The family lent a couple of paintings for the 1987 show, he said, the first U.S. exhibition of Morisot's work since the 1950s. The 1987 show awakened some interest in Morisot. Her grandsons also died around that time, and work that had been in the family went onto the market; other paintings were donated to a museum in Paris.
Though the absence of Morisot's artwork in the public realm has been an important element in dampening her reputation, Scott believes that even if it had been more freely available, she would have faced barriers because of gender.
"The other thing, she's the sister-in-law of Manet," Scott said. "Julie Manet [Morisot's daughter], when people interviewed her, art historians, I suspect they ended up talking about Manet. [Julie] was 4 when he died. But she had teacups, she served out of them, I drank out of them too, teacups that Manet had owned. You go back to Manet even when you're in Berthe Morisot's house. In her dining room, there were eight paintings by Manet hanging up."

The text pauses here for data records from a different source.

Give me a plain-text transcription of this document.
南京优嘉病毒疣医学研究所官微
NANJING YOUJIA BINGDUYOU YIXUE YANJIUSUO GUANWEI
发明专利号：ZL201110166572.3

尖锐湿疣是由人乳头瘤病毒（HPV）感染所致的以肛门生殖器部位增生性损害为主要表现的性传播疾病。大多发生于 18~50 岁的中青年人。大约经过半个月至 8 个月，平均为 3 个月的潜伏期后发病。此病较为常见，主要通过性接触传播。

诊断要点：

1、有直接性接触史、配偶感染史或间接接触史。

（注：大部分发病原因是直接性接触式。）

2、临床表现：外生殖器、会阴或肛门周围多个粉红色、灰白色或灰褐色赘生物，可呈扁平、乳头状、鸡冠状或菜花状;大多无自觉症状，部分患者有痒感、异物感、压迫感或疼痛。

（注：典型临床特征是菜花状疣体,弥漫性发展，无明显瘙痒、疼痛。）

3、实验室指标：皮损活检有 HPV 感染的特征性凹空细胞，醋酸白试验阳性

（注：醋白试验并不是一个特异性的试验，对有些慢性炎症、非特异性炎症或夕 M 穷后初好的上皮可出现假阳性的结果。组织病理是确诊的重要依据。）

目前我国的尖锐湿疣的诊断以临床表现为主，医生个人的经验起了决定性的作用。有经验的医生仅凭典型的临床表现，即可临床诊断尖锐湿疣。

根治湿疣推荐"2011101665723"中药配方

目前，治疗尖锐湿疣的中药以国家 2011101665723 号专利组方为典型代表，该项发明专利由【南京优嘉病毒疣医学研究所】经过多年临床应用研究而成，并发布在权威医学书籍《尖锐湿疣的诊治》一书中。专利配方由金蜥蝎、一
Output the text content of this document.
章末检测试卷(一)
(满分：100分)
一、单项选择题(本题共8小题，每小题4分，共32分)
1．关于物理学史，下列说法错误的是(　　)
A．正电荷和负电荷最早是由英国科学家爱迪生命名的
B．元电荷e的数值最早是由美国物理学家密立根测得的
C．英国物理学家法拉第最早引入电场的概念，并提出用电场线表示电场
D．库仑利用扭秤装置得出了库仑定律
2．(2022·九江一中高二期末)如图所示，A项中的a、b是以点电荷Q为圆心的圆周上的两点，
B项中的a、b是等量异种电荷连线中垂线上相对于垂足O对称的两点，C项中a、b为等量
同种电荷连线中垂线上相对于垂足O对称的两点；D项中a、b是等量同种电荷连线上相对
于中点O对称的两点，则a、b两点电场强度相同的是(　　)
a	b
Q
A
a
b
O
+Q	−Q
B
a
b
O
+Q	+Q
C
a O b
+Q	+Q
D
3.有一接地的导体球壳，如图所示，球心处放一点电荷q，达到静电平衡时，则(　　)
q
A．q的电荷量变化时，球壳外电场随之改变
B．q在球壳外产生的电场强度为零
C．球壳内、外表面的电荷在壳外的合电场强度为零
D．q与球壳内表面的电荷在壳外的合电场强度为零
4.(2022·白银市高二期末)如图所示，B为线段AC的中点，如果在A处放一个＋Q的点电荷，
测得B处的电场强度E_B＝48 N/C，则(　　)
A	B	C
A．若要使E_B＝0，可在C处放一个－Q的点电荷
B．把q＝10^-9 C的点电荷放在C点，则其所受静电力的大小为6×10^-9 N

Gender, class, family ties — all seem to have conspired to dampen Morisot's reputation after her death. Once she was gone, the paintings were walled off and her reputation began to fade.
The 1987 exhibition put a major brake on the decline. This exhibition, Myers said, seeks to build on that.
The title, she said "puts a finger on a problem," which is "we should all be irritated that we feel compelled to use adjectives like that to explain difference."
"It was built into the system at the time, and I wouldn't argue that it is not there today," she said. "I struggled personally about the title because it feels we should have been able to move away from this with the great feminist art history of the 1970s. But, unfortunately, it's where we are."